You are viewing a plain text version of this content. The canonical link for it is here.
Posted to solr-user@lucene.apache.org by Georg Sorst <ge...@gmail.com> on 2016/09/20 18:48:25 UTC

How to limit resources in multi-tenant systems

Hi list!

I am running a multi-tenant system where the tenants can upload and import
their own data into their respective cores. Fortunately, Solr makes it easy
to make sure that the search indices don't mix and that clients can only
access their "cores".

However, isolating the resource consumption seems a little trickier. Of
course it's fairly easy to limit the number of documents and queries per
second for each tenant, but what if they add a few GBs of text to their
documents? What if they use millions of different filter values? This may
quickly fill up the VM heap and negatively impact the other tenants (I'm
totally fine if the search for that one tenant goes down).
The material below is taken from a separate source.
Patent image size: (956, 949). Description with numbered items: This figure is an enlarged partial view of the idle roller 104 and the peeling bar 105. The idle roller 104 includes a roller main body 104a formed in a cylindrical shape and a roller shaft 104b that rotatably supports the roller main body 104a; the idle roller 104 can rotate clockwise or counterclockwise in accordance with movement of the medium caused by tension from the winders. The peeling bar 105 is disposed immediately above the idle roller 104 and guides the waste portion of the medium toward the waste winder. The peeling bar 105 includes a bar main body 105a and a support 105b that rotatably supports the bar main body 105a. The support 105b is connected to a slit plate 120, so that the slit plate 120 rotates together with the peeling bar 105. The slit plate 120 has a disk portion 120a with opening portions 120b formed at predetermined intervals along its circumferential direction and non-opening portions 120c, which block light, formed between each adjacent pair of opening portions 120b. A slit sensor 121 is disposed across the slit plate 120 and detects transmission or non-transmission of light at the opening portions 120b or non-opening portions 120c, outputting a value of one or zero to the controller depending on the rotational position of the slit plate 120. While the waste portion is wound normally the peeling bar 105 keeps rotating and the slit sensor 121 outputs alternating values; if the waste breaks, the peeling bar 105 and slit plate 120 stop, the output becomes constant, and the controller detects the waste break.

Of course I can check their input data and apply a seemingly endless number
of limits for all kinds of cases but that smells. Is there a more general
solution to limit resource consumption per core? Something along the lines
of "each core may use up to 5% of the heap".

One suggestion I found on the mailing list was to run a separate Solr
instance for each tenant. While this is certainly possible there is a
significant administrative and resource overhead.
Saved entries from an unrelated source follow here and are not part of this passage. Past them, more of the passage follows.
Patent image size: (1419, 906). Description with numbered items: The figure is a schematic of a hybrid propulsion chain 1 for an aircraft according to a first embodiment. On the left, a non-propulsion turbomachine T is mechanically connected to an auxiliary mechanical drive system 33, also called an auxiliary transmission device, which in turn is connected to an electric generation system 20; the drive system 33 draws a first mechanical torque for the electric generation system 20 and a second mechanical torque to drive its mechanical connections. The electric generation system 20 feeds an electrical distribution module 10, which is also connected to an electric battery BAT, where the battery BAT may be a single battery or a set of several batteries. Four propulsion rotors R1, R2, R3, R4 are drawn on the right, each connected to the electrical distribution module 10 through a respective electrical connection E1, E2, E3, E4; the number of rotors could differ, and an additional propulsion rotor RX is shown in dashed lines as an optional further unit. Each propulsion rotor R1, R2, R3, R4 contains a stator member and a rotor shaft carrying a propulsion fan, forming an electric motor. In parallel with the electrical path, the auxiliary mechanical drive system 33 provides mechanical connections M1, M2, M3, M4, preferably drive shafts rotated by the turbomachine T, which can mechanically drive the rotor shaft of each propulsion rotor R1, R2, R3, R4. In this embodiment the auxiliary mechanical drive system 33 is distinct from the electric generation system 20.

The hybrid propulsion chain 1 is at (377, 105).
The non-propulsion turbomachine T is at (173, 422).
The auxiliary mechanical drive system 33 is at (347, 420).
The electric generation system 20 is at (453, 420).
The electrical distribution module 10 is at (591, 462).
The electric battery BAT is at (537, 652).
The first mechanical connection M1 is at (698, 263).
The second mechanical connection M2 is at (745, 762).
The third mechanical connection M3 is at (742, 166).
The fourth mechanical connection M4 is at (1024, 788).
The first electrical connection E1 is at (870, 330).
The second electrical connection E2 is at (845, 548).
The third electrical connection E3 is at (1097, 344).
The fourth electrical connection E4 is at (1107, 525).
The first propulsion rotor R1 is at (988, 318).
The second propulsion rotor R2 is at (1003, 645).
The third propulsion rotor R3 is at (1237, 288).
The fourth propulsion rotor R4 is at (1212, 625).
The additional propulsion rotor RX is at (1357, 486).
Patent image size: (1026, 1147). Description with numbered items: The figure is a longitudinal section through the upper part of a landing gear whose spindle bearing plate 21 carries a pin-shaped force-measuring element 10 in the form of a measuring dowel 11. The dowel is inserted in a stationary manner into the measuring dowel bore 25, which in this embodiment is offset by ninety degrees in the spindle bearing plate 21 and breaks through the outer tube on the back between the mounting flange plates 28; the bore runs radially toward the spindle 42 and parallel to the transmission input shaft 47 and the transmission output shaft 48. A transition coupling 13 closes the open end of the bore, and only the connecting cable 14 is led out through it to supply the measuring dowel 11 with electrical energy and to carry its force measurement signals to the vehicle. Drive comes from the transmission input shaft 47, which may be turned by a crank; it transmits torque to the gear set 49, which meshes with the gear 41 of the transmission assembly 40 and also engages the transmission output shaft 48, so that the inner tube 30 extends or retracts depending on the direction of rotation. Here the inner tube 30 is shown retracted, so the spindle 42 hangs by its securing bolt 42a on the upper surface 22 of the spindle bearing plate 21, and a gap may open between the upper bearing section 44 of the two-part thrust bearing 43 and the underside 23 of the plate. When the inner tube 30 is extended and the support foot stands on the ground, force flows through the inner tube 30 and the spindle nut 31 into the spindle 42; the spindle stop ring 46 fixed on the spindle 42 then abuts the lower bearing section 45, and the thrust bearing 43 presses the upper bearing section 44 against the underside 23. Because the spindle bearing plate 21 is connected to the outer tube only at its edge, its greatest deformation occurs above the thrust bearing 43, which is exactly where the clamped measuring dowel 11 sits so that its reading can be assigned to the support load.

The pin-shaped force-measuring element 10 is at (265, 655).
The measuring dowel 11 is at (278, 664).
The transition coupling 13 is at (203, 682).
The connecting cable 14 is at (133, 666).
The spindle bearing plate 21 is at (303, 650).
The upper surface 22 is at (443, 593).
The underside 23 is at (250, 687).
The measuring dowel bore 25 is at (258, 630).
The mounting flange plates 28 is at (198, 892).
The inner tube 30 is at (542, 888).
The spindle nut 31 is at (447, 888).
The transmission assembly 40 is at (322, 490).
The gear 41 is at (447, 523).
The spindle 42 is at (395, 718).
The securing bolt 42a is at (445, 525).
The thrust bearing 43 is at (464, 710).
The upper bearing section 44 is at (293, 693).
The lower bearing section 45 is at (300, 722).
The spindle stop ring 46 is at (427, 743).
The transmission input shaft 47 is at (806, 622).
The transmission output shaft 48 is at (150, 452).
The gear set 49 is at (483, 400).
Another way may be to go full on SolrCloud and add shards and replicas as
required, but I have to limit the resources I can use.

Thanks!
Georg

Re: How to limit resources in multi-tenant systems

Posted by Erick Erickson <er...@gmail.com>.
There's really no OOB way that I know of to do what you're asking
about. I'm not even sure what the "right thing to do" would be if such
a limit was encountered. Fail the query? Try to execute it really slowly
within the constraints? (Actually I doubt this latter is possible).

The way Lucene sorts for instance, simply sorting requires an int array
maxDoc long.

The transient core stuff can help by limiting the total number of open
cores (NOTE: only stand-alone Solr, not SolrCloud). That doesn't
really address the question of one of the active cores firing a horribly
expensive query though.

What I've seen usually in this situation is that the number of docs in the
cumulative cores is monitored and tenants moved around when
the total number of docs per JVM approaches some limit (that you have
to determine empirically). Usually this follows a "long tail" pattern with
a few clients having their own dedicated JVMs down to 100s of clients
in the same JVM....

But if you allow free-form queries to come in then there's no effective way
to limit it. There is some work being done on estimating query costs and
doing something reasonable, but I don't have the JIRAs at hand and don't
know the current progress there. So often people will restrict the kinds of
queries that _can_ be performed at the app layer. After all, if you allow me
unrestricted access to Solr I can delete everything.....

Not much help I know,
Erick

On Tue, Sep 20, 2016 at 11:48 AM, Georg Sorst <ge...@gmail.com> wrote:
> Hi list!
>
> I am running a multi-tenant system where the tenants can upload and import
> their own data into their respective cores. Fortunately, Solr makes it easy
> to make sure that the search indices don't mix and that clients can only
> access their "cores".
>
> However, isolating the resource consumption seems a little trickier. Of
> course it's fairly easy to limit the number of documents and queries per
> second for each tenant, but what if they add a few GBs of text to their
> documents? What if they use millions of different filter values? This may
> quickly fill up the VM heap and negatively impact the other tenants (I'm
> totally fine if the search for that one tenant goes down).
>
> Of course I can check their input data and apply a seemingly endless number
> of limits for all kinds of cases but that smells. Is there a more general
> solution to limit resource consumption per core? Something along the lines
> of "each core may use up to 5% of the heap".
>
> One suggestion I found on the mailing list was to run a separate Solr
> instance for each tenant. While this is certainly possible there is a
> significant administrative and resource overhead.
>
> Another way may be to go full on SolrCloud and add shards and replicas as
> required, but I have to limit the resources I can use.
>
> Thanks!
> Georg